According to the lawsuit, the man was implanted with the Stryker Rejuvenate device on or around June 6, 2011. The man needed to undergo revision surgery on February 13, 2013 and the lawsuit alleges that the Stryker device caused him injury and economic loss.
The Stryker Rejuvenate and ABG II Hip Stem contains metal components that come in contact with one another, which can cause the release of metal ions. Many metal-on-metal hip implant manufacturers have recalled their products, including Stryker, which recalled both the Rejuvenate and the ABG II hip stem in June 2012. This year, Stryker Corp.’s second-quarter profits fell 34 percent and the device maker recorded a $170 million charge tied to the product recalls, according a MarketWatch.com report.
The U.S. Food and Drug Administration (FDA) has put the metal-on-metal implant class under greater scrutiny following reports of high failure rates and reports that the devices release high concentrations of metallic debris into patients’ bloodstream. This January, the agency released new guidelines for patients who are implanted with all-metal devices, including that symptomatic patients undergo routine physical examinations, diagnostic imaging, and metal ion testing.

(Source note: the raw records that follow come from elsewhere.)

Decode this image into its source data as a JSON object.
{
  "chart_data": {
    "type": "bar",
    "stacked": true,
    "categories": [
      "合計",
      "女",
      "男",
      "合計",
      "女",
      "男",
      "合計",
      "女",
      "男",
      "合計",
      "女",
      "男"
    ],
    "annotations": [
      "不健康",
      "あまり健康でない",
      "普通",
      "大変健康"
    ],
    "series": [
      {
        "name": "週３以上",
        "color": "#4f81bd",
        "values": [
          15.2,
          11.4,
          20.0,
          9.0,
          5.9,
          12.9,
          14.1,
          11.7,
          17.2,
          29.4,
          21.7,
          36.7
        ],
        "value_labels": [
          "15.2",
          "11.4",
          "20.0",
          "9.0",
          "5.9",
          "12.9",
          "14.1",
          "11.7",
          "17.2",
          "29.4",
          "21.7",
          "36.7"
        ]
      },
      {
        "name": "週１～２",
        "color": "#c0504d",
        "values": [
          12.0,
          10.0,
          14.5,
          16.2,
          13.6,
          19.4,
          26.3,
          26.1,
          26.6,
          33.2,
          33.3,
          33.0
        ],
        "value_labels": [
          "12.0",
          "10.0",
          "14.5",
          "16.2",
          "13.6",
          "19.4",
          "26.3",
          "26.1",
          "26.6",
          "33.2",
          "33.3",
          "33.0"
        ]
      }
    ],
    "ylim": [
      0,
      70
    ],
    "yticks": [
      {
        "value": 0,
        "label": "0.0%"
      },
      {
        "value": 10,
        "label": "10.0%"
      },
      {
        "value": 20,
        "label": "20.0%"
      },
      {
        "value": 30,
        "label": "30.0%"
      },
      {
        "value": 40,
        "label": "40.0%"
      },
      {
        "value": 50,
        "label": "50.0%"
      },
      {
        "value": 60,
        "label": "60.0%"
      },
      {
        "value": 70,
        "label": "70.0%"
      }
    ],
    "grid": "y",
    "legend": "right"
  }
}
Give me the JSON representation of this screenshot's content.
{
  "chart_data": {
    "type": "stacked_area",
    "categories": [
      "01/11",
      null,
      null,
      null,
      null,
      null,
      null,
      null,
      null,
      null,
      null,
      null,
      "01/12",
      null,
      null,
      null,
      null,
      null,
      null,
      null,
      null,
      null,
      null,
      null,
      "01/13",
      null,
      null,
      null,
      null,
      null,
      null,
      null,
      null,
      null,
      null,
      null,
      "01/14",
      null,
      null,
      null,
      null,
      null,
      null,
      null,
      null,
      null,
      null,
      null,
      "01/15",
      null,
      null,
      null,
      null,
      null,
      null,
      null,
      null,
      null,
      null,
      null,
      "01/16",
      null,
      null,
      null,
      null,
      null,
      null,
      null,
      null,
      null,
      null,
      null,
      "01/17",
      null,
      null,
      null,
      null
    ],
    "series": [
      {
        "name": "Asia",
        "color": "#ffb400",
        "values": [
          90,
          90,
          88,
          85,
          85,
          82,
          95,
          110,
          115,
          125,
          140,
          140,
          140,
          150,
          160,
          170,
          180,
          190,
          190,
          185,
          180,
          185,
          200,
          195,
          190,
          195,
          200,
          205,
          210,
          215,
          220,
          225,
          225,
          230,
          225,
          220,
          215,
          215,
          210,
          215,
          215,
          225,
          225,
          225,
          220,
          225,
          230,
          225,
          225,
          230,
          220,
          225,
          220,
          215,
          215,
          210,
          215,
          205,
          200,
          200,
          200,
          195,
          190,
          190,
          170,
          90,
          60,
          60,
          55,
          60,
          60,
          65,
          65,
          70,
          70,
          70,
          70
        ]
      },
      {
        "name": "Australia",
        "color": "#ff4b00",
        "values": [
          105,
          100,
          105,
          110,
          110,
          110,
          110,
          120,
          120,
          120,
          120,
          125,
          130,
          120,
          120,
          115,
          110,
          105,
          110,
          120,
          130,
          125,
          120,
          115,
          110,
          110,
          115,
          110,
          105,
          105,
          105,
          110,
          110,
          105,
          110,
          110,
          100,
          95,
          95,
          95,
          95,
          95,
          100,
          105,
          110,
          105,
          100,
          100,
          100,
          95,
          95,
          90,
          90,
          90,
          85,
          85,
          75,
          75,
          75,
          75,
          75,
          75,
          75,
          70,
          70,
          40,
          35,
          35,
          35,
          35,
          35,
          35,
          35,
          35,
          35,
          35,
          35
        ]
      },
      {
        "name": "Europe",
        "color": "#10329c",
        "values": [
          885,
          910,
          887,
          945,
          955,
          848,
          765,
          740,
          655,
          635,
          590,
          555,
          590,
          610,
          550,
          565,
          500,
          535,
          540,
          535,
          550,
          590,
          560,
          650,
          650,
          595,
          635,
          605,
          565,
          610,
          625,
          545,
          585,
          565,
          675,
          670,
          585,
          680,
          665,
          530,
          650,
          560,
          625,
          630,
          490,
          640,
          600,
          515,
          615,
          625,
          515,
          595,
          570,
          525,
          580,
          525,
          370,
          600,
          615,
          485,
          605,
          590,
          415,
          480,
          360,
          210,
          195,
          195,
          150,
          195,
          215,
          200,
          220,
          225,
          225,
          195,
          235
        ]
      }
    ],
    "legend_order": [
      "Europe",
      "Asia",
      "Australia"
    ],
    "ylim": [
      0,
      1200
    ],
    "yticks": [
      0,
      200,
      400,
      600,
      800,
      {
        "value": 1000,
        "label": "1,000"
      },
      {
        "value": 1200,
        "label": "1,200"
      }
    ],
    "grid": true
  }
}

A January 17 2013 FDA alert concerning adverse events associated with metal-on-metal hip implants, which can follow the surgery, including:
- Hip dislocation, which happens when the ball of the femur (thigh bone) slips out of its socket in the pelvis (hip bone)
- Bone fracture
- Joint infection
- Local nerve damage with numbness/weakness
- Device loosening or breakage
- Difference in leg lengths
- Osteolysis (bone loss)
The FDA added that patients who have been implanted with hip devices should be aware of potential symptoms that may occur three or more months following surgery that may indicate that their device is not functioning properly, including:
- Pain in the groin, hip, or leg
- Swelling at or near the hip joint
- A limp or change in the ability to walk
- Noise, such as popping, grinding, clicking, or squeaking, emanating from the hip joint
New data from Canada suggests that metal-on-metal hip patients are likelier to have to undergo revision surgery within the first five years of implantation, according to CBC News. A Canadian Institutes for Health Information study found that people who have been implanted with metal-on-metal devices face a 5.9 percent increased likelihood of requiring implant replacement within five years compared to a 2.7 percent increased likelihood in patients implanted with metal-on-plastic implants.
National law firm, Parker Waichman LLP, filed this lawsuit on behalf of a Florida man who alleges that his Stryker Rejuvenate hip implant is defective and has caused him injuries. The lawsuit was filed on May 24, 2013, in New Jersey’s Superior Court of Bergen County (Docket No.BER-L-4085-13) and is one of many cases related to the Multicounty Litigation entitled In Re Stryker Rejuvenate Hip Stem and ABG II Modular Hip Stem Litigation, Case No. 296.